Too much of a good thing: How varying levels of automation impact user performance in a simulated intrusion detection task

Cyber analysts face a demanding task when prioritizing alerts from intrusion detection systems, balancing the challenge of numerous false positives from rule-based methods with the critical need to detect genuine cyber threats, necessitating unwavering vigilance and imposing a significant cognitive burden. In this field, there exists pressure to incorporate artificial intelligence techniques to enhance the automation of analyst workflows, yet without a clear grasp of how elevating the Level of Automation impacts the allocation of attentional and cognitive resources among analysts. This paper describes a simulated AI-assisted intrusion detection task which varies five degrees of automation as well as the sensitivity of the assistant, evaluating performance-based (e.g., accuracy, response time, sensitivity, response bias) and subjective (e.g., surveys on workload and trust) measures. Participants white-listed a series of time-sensitive alerts in a simulated Snort® environment.

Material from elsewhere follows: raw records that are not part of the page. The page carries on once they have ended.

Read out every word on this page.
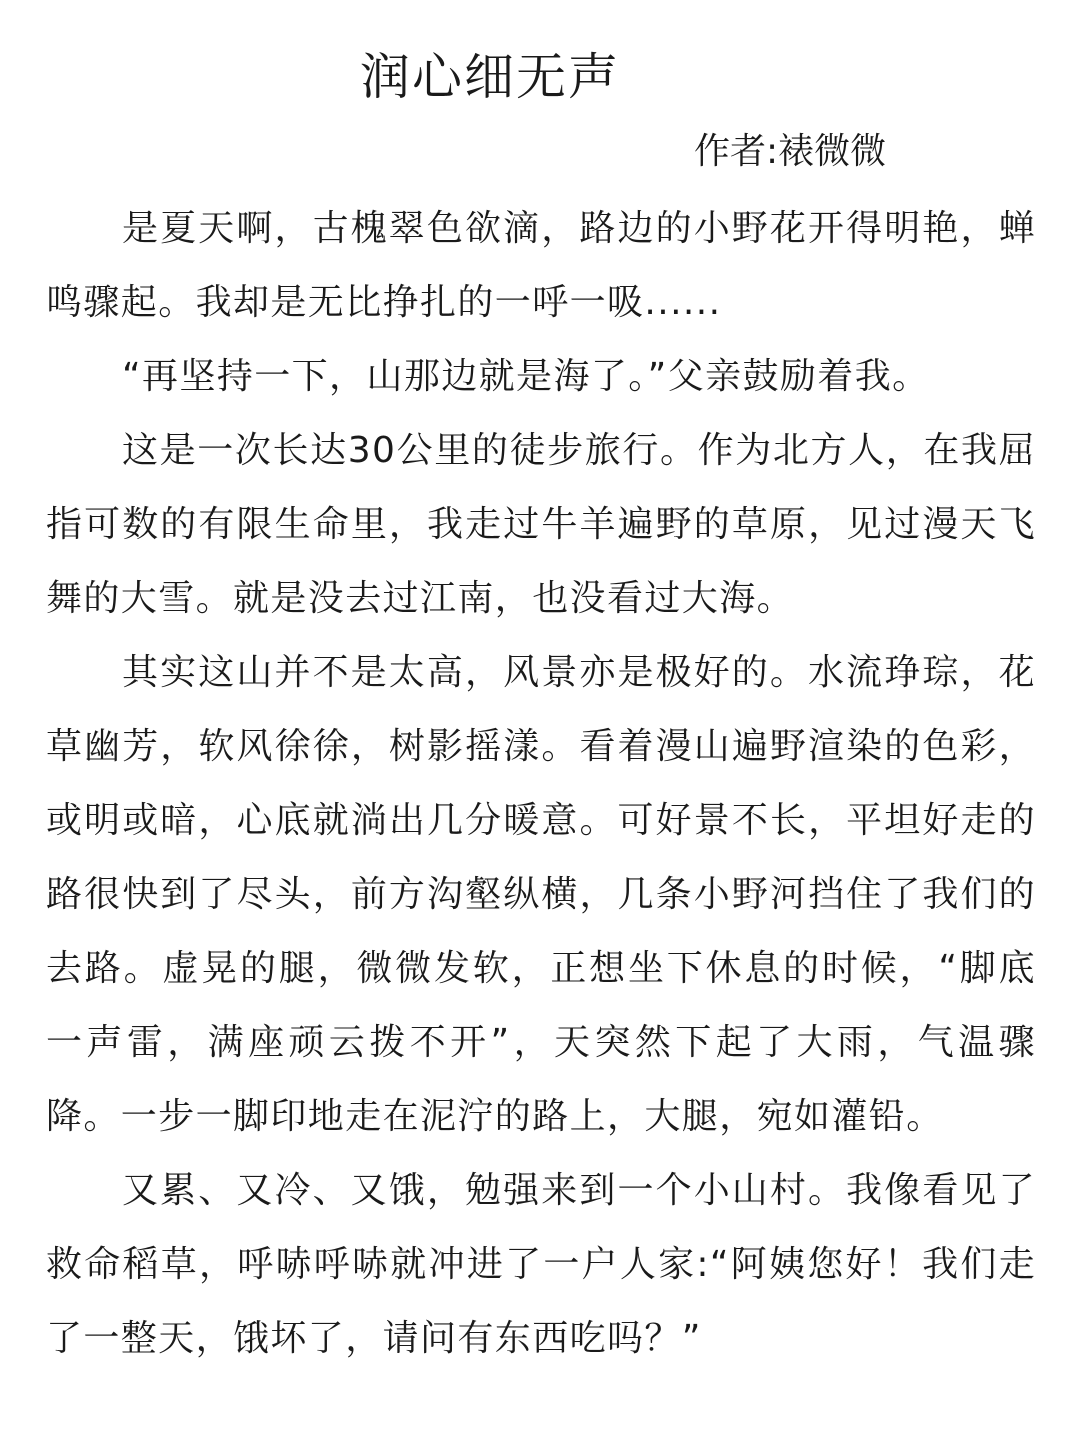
润心细无声
作者:裱微微

是夏天啊，古槐翠色欲滴，路边的小野花开得明艳，蝉鸣骤起。我却是无比挣扎的一呼一吸......

“再坚持一下，山那边就是海了。”父亲鼓励着我。

这是一次长达30公里的徒步旅行。作为北方人，在我屈指可数的有限生命里，我走过牛羊遍野的草原，见过漫天飞舞的大雪。就是没去过江南，也没看过大海。

其实这山并不是太高，风景亦是极好的。水流琤琮，花草幽芳，软风徐徐，树影摇漾。看着漫山遍野渲染的色彩，或明或暗，心底就淌出几分暖意。可好景不长，平坦好走的路很快到了尽头，前方沟壑纵横，几条小野河挡住了我们的去路。虚晃的腿，微微发软，正想坐下休息的时候，“脚底一声雷，满座顽云拨不开”，天突然下起了大雨，气温骤降。一步一脚印地走在泥泞的路上，大腿，宛如灌铅。

又累、又冷、又饿，勉强来到一个小山村。我像看见了救命稻草，呼哧呼哧就冲进了一户人家:“阿姨您好！我们走了一整天，饿坏了，请问有东西吃吗？”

Our findings indicate that elevating the level of automation altered participants’ behavior, evident in their tendency to display a response bias towards rejecting hits (reduced hit rate and false alarm rate) when overriding an AI’s decision. Additionally, participants subjectively reported experiencing a decreased cognitive workload with a more precise algorithm, irrespective of any variance in their actual performance. Our findings suggest the necessity for additional research before implementing further automation into analyst workflows, as the demands of tasks evolve with escalating levels of automation.